Sana Amanat, director of content and character development with Marvel Entertainment, tells The Straits Times that "we've always been inclusive, but more so now because a third of our editorial base is female".
Her comment comes in the wake of recent commentaries on pop culture websites which claim that diversity is a "turn-off" for the majority of comic book readers who, in the United States, remain white males.
They blame the slowdown in comic book sales, which peaked two decades ago, in part on the increasing number of non-white and female superheroes.
Marvel is simply grounding its universe in reality and, by doing so, should find a larger audience, says Amanat, 34. "How do you ignore 50 per cent of the world's population? Also, I want to work on content I am interested in."
The Pakistani-American Muslim was in Singapore last week to speak at the Asia TV Forum and Market.
She is the co-creator of superheroine Ms Marvel, Marvel's first Muslim character to have a dedicated comic book series. An otherwise normal teen, Kamala Khan has polymorph power - she can change her shape at will.
Since its launch in 2014, the title has thrived, says Amanat. Other superheroes that have been created in Marvel's diversity push include Amadeus Cho, a Korean-American whose alter-ego is The Hulk.
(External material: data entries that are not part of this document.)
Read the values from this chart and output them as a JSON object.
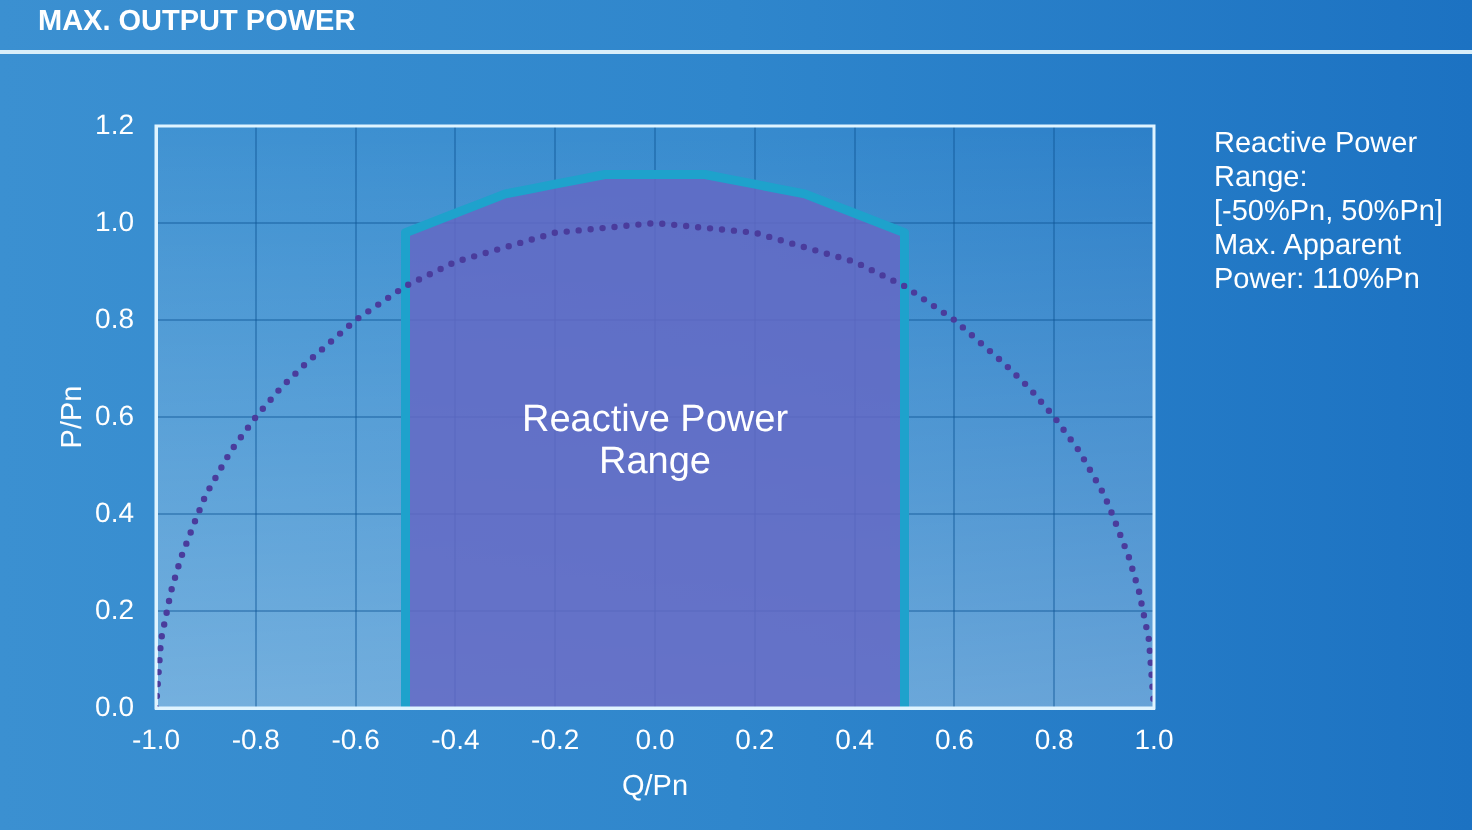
{
  "chart_data": {
    "type": "line",
    "title": "MAX. OUTPUT POWER",
    "xlabel": "Q/Pn",
    "ylabel": "P/Pn",
    "xlim": [
      -1,
      1
    ],
    "xticks": [
      {
        "value": -1,
        "label": "-1.0"
      },
      -0.8,
      -0.6,
      -0.4,
      -0.2,
      {
        "value": 0,
        "label": "0.0"
      },
      0.2,
      0.4,
      0.6,
      0.8,
      {
        "value": 1,
        "label": "1.0"
      }
    ],
    "ylim": [
      0,
      1.2
    ],
    "yticks": [
      {
        "value": 0,
        "label": "0.0"
      },
      0.2,
      0.4,
      0.6,
      0.8,
      {
        "value": 1,
        "label": "1.0"
      },
      1.2
    ],
    "grid": true,
    "marker": "none",
    "series": [
      {
        "type": "line",
        "color": "#4a3c9c",
        "line_style": "dotted",
        "x": [
          -1,
          -0.99,
          -0.97,
          -0.95,
          -0.92,
          -0.9,
          -0.85,
          -0.8,
          -0.75,
          -0.7,
          -0.6,
          -0.5,
          -0.4,
          -0.3,
          -0.2,
          -0.1,
          0,
          0.1,
          0.2,
          0.3,
          0.4,
          0.5,
          0.6,
          0.7,
          0.75,
          0.8,
          0.85,
          0.9,
          0.92,
          0.95,
          0.97,
          0.99,
          1
        ],
        "values": [
          0,
          0.14,
          0.24,
          0.31,
          0.39,
          0.44,
          0.53,
          0.6,
          0.66,
          0.71,
          0.8,
          0.87,
          0.92,
          0.95,
          0.98,
          0.99,
          1,
          0.99,
          0.98,
          0.95,
          0.92,
          0.87,
          0.8,
          0.71,
          0.66,
          0.6,
          0.53,
          0.44,
          0.39,
          0.31,
          0.24,
          0.14,
          0
        ]
      },
      {
        "type": "area",
        "name": "Reactive Power Range",
        "color": "#6468c4",
        "x": [
          -0.5,
          -0.5,
          -0.45,
          -0.4,
          -0.35,
          -0.3,
          -0.25,
          -0.2,
          -0.15,
          -0.1,
          -0.05,
          0,
          0.05,
          0.1,
          0.15,
          0.2,
          0.25,
          0.3,
          0.35,
          0.4,
          0.45,
          0.5,
          0.5
        ],
        "values": [
          0,
          0.98,
          1.0,
          1.02,
          1.04,
          1.06,
          1.07,
          1.08,
          1.09,
          1.1,
          1.1,
          1.1,
          1.1,
          1.1,
          1.09,
          1.08,
          1.07,
          1.06,
          1.04,
          1.02,
          1.0,
          0.98,
          0
        ]
      }
    ],
    "annotations": [
      "Reactive Power Range:",
      "[-50%Pn, 50%Pn]",
      "Max. Apparent Power: 110%Pn"
    ]
  }
}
Marvel also employs a number of freelance artists in South-east Asia. They include Singapore's Sonny Liew, who worked on Marvel titles such as Marvel Adventures Spider-Man (2009). Liew is the creator of the award-winning graphic novel The Art Of Charlie Chan Hock Chye (2015).
Amanat spoke out against the trend of Internet trolls who harass women who enjoy or create content in "nerd culture" areas such as video games, comics and science fiction. These men claim that women lack knowledge and dedication and are doing it only for attention.
She says that she finds the phenomenon of angry men trying to shut down other voices "a little frustrating".
Stifling women suffocates good ideas, she says. "The more outside perspectives and different points of view that you have, the ideas get better and the stories get better."
The bullies and harassers are "doing the industry a disservice", she adds.
"I don't know why they are so threatened. There will always be a predominance of white male characters at the forefront of any big pop cultural event. That's the way of the world, that's where it started."